BIVA: Welche Rolle spielen Angehörige beim Gelingen eines solchen Wohnkonzepts?

Rückemann: Wenn Angehörige als Interessenvertreter agieren, kommt ihnen in einer selbstbestimmten Wohngemeinschaft eine hervorgehobene Rolle zu. Sie vertreten einerseits die Interessen ihres Angehörigen und andererseits als Teil des Gremiums gleichzeitig die Interessen der gesamten Gruppe.

 Anders als im Heim gibt es in den privaten Räumen einer selbstbestimmten Wohngemeinschaft nur wenige staatliche Vorgaben. Das Modell geht davon aus, dass sich Angehörige gemeinsam mit dem Pflegedienst die Verantwortung für eine vernünftige Versorgungsqualität teilen. 

BIVA: Welchen Anteil haben die ambulanten Dienste am Gelingen?

Rückemann: Ambulante Dienste sind unabdingbar erforderlich, damit das Modell überhaupt realisierbar ist. Auch auf diesen Punkt bin ich oben schon einmal eingegangen. Ein guter Dienst, der das Modell der selbstbestimmten Wohnform mittragen und vielleicht auch weiterentwickeln möchte, muss eine offene Haltung mitbringen und auch sein Personal entsprechend vorbereiten und spezifisch begleiten, etwa durch Fortbildungen oder Fallbesprechungen. Ganz wichtig ist dabei, das Spannungsfeld zwischen Angehörigen und professioneller Pflege im Auge zu haben, seitens des Pflegedienstes die Angehörigen als Partner zu begreifen und ein funktionierendes Beschwerdemanagement zu etablieren.

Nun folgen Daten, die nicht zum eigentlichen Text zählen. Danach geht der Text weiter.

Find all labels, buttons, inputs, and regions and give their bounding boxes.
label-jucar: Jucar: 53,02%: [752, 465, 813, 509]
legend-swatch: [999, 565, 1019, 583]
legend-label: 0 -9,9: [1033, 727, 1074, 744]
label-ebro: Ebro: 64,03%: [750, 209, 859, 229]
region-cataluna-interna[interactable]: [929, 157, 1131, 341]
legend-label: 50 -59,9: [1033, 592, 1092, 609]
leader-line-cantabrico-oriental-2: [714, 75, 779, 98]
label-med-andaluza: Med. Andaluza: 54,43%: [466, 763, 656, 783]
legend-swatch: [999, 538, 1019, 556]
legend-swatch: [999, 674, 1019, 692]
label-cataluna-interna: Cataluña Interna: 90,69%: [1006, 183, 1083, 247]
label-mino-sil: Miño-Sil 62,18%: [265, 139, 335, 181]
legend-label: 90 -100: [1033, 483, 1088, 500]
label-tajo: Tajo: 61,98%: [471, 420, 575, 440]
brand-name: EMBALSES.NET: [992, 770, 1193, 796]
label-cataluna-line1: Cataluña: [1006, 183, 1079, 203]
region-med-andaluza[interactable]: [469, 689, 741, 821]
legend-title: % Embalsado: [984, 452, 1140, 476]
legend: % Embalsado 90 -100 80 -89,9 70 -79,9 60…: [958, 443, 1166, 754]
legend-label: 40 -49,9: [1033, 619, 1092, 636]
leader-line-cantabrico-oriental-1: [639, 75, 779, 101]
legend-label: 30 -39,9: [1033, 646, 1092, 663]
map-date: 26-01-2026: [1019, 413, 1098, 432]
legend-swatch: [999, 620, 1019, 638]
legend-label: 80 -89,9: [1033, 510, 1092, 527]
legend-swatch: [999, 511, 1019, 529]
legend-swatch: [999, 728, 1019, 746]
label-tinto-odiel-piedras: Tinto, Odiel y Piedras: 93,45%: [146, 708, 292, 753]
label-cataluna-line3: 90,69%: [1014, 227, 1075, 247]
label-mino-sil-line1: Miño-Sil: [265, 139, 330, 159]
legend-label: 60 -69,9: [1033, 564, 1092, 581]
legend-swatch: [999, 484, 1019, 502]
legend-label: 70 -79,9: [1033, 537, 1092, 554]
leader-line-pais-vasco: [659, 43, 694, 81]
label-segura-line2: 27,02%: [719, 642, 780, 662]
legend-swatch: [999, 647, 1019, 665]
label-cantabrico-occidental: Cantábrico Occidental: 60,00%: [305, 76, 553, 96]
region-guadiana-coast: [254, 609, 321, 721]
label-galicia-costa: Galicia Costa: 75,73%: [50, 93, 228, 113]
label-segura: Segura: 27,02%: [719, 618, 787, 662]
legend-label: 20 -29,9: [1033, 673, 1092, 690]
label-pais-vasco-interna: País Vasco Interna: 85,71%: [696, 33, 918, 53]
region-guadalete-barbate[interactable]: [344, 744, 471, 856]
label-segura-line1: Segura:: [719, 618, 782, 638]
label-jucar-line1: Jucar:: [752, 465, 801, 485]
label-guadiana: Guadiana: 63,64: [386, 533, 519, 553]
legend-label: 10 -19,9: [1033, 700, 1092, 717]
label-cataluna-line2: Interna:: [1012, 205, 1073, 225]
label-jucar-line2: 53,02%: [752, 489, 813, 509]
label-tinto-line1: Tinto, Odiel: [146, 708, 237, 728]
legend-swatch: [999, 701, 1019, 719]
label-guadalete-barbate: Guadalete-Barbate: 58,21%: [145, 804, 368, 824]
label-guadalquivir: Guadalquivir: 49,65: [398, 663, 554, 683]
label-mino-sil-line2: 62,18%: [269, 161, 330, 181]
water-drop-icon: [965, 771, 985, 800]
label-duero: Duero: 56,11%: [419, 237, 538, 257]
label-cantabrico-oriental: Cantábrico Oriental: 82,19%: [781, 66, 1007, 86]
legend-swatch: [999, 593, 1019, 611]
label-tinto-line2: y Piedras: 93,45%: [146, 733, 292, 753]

BIVA: Einige Landesheimgesetze unterscheiden zwischen anbieterverantworteten und selbstverantworteten WGs (z.B. NRW), andere nicht (z.B. Bayern). Macht es Sinn derartige Feinheiten im Gesetz zu justieren? Wie wichtig ist der besondere gesetzliche Schutz für Menschen in betreuten Wohnformen?

Rückemann: Die große Anzahl an Pflege-Wohngemeinschaften hat sich in Berlin schnell entwickelt und etabliert. Ganz überwiegend werden diese von den Anbietern initiiert. Das Berliner Wohnteilhabegesetz kennt jedoch zur Zeit ausschließlich selbstbestimmte Pflege-Wohngemeinschaften. Es zeigt sich deutlich, dass dies nicht ausreicht und der Gesetzgeber die reale Entwicklung berücksichtigen und die Regelungen entsprechend anpassen muss.

Eine Unterscheidung zwischen beiden Modellen (anbieterverantwortet/selbstverantwortet) halte ich unbedingt für sinnvoll. Die Praxis zeigt, dass Angehörige nicht immer die vorgesehene Verantwortungsteilung übernehmen können und die Interessen der schutzbedürftigen Menschen durchsetzen können. Funktioniert das Modell an dieser Stelle nicht, muss die behördliche Aufsicht den Mindestrahmen für eine gute Versorgungsqualität für die dort lebenden Menschen festlegen und überprüfen können. Das betrifft zum Beispiel Fragen wie die notwendige Personalausstattung.

BIVA: Wie gelingt die Balance zwischen dem größtmöglichen Schutz der Menschen in der WG und der größtmöglichen Freiheit?

Rückemann: Ich finde es sehr positiv, dass sich neue Versorgungsformen für Menschen mit Pflege- und Unterstützungsbedarf entwickeln. Grundsätzlich wird die Versorgung innerhalb kleiner Strukturen, die sich näher am normalen Alltag orientieren, von vielen Menschen sehr gut angenommen.

 Wichtig ist hierbei zunächst eine ausreichende anbieterunabhängige Information der Betroffenen und Angehörigen über das Modell mit  den vorgesehenen Rechten und Pflichten und zwar bereits vor dem Einzug in eine WG. Dazu sind dann auch transparente Strukturen des Pflegeanbieters und ausreichende Fortbildungs- und Begleitungsangebote für die dort arbeitenden Pflegekräfte förderlich.

Für ein funktionierendes Gremium ist es zudem wichtig, dass die Beteiligten über verlässliche Kommunikationsstrukturen verfügen, sich über Regeln verständigen können (Angehörigenvereinbarung) und es schaffen, sich mit dem Pflegeanbieter als gleichberechtigter Partner auf Augenhöhe übe die Versorgungsqualität zu verständigen und bei Bedarf darüber verhandeln zu  können. In Ergänzung dazu sehe ich den Bedarf an ordnungsrechtlicher Regelung als wichtig an, sollten keine Interessenvertreter diese Aufgabe übernehmen können.